Network analysis has been increasingly applied in an effort to understand complex interactions among symptoms in posttraumatic stress disorder (PTSD). Although methods that initially focused on identifying central symptoms in cross-sectional networks have been extended to longitudinal data that can reveal the relative roles of acute symptoms in the emergence of the PTSD syndrome, the association between network metrics and symptom change during treatment have yet to be explored in PTSD. To address this gap, we estimated pretreatment PTSD symptom networks in a sample of patients from a multisite clinical trial for women with full or subthreshold PTSD and substance use.
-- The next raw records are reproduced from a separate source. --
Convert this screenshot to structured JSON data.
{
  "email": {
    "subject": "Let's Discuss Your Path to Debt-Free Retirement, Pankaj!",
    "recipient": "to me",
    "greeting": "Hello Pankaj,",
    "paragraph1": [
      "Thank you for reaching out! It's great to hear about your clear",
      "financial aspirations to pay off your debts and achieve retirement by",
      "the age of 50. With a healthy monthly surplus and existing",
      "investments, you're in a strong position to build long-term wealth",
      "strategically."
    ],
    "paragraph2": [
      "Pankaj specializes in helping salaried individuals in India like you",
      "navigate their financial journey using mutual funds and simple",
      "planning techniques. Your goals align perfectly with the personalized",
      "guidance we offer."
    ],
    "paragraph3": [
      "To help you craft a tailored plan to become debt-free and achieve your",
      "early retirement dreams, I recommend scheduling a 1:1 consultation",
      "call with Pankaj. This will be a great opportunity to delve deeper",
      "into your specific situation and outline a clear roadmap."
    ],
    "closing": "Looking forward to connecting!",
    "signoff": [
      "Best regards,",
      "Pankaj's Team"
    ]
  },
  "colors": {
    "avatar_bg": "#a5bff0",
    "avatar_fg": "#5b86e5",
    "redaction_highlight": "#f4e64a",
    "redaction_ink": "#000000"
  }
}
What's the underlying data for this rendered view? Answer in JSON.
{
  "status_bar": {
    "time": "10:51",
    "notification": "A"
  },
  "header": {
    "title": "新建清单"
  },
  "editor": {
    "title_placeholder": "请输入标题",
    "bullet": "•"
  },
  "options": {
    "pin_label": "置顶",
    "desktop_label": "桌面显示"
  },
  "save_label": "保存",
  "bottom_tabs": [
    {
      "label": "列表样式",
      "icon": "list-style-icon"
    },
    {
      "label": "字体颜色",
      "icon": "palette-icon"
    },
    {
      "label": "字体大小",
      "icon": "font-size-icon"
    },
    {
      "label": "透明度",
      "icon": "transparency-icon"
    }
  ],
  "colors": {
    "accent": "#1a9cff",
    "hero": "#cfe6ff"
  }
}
We tested the hypothesis that node metrics calculated in the pretreatment network would be predictive of the strength of the association between a symptom’s change and the change in the severity of all other symptoms through the course of treatment. A symptom node’s strength and predictability in the pretreatment network were each strongly correlated with the association between that symptom’s change and overall change across the symptom network, r(15) = .79, p < .001 and r(15) = .75, p < .001, respectively, whereas a symptom's mean severity at pretreatment was not, r(15) = .27, p = .292. These findings suggest that a node's centrality prior to treatment engagement is a predictor of its association with overall symptom change throughout the treatment process.

Authors: Papini S; Rubin M; Telch MJ; Smits JAJ; Hien DA

J Trauma Stress. 2020 Feb;33(1):64-71. doi: 10.1002/jts.22379. Epub 2019 Jul 25.